I have multiple users who take tests multiple times. I’d like to get a sorted leaderboard for a specific test, where a user who has taken the test multiple times only shows up once, with their best score.

query = 
  from r in TestResult,
  distinct: r.user_id,
  where: r.test_id == ^test_id,
  order_by: [desc: r.score]

However, this ends up sorting by first user_id and then r.score, due to the distinct instruction. So it doesn’t always show their best score. What’s the appropriate way to do this in Ecto?

Am on Postgres 9.6.

Instead of distinct, group by the user ID and order by score, then you should see the correct results.

If I do

query = 
  from r in TestResult,
  where: r.test_id == ^test_id,
  group_by: r.user_id,
  order_by: [desc: r.score]

Then I get an error column "r0.id" must appear in the GROUP BY clause or be used in an aggregate function.

If I include r.id in my group_by, then I’m back to returning multiple results per user.

If you only want the user ID and their score, include select: {r.user_id, r.score} and you’ll get tuples with user ID and score back. (I think that’s the syntax, but you may need to tweak it if I didn’t remember it correctly.)

column "r0.score" must appear in the GROUP BY clause or be used in an aggregate function

If I add r.score to the group_by, I get multiple results again.

Plus I’d like the entire record, not specific fields.

Ah forgive me, you must of course select MAX(r.score) (by using a fragment probably) then and the order_by won’t matter. But that will only return the user ID and the score, true.

Here’s more information if you want the whole row: https://stackoverflow.com/a/7630564/3533441

I think one problem may be that your order_by needs the user_id too when using with distinct (at least that’s why I understand from reading that SO post). Try something like order_by: [r.user_id, desc: r.score] (syntax offhand, may need adjusting).

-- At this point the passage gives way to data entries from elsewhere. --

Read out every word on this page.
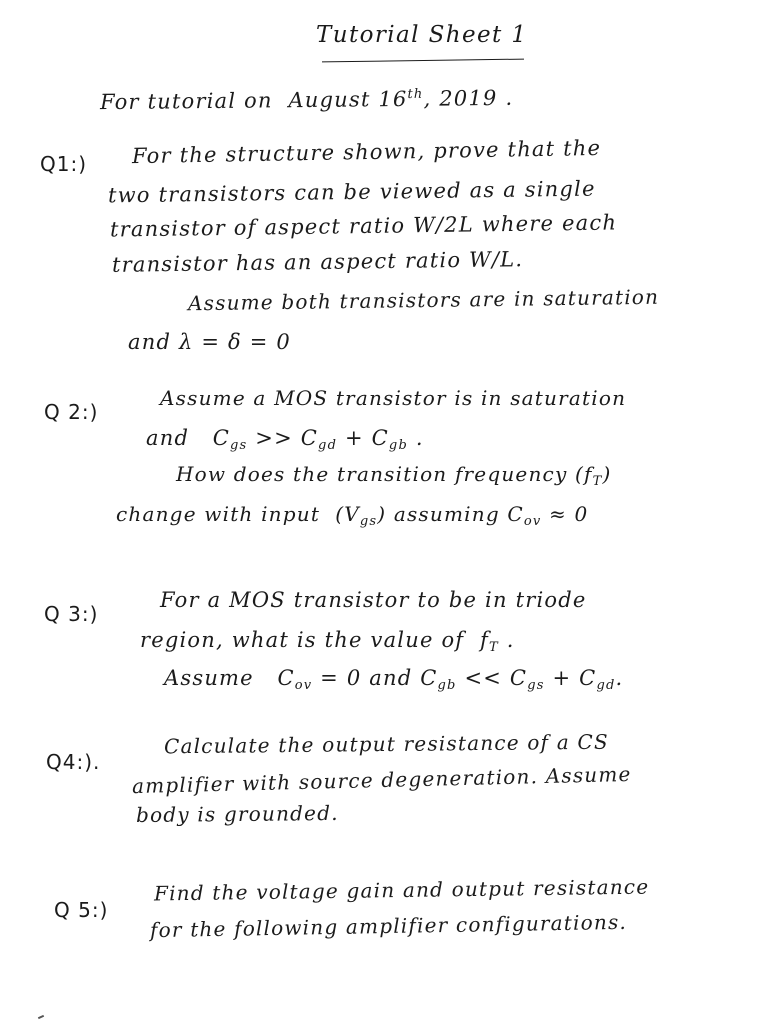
Tutorial Sheet 1
For tutorial on August 16th, 2019 .
Q1:) For the structure shown, prove that the
two transistors can be viewed as a single
transistor of aspect ratio W/2L where each
transistor has an aspect ratio W/L.
Assume both transistors are in saturation
and λ = δ = 0
Q 2:)
Assume a MOS transistor is in saturation
and $C_{gs} >> C_{gd} + C_{gb}$ .
How does the transition frequency $(f_T)$
change with input $(V_{gs})$ assuming $C_{ov} \approx 0$
Q 3:)
For a MOS transistor to be in triode
region, what is the value of $f_T$ .
Assume $C_{ov} = 0$ and $C_{gb} << C_{gs} + C_{gd}$.
Q4:).
Calculate the output resistance of a CS
amplifier with source degeneration. Assume
body is grounded.
Q 5:)
Find the voltage gain and output resistance
for the following amplifier configurations.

This is a perfect use case for a window function. You would partition by the user_id and order by the score. Unfortunately there isn’t native support for window functions in Ecto, but there are ways to do it. This article explains a few techniques: http://sorentwo.com/2016/02/08/folding-window-functions-into-ecto.html

Something like this should work :slight_smile:

score_query = 
  from r in TestResult,
  group_by: r.user_id,
  select: %{score: max(r.score), user_id: r.user_id}

query =
  from r in TestResult,
  join: sq in subquery(score_query), on: sq.score == r.score and sq.user_id == r.user_id,
  order_by: [desc: r.score]

Kwando that works great except in the case when a user has the exact same score more than once!

What should happen then?

I’d say if a user has multiple results with the same score, pick the latest chronologically.

do you have seqential ids on the tests?

Nope, you can log a test result that you did in the past. There’s a done_at :utc_datetime field.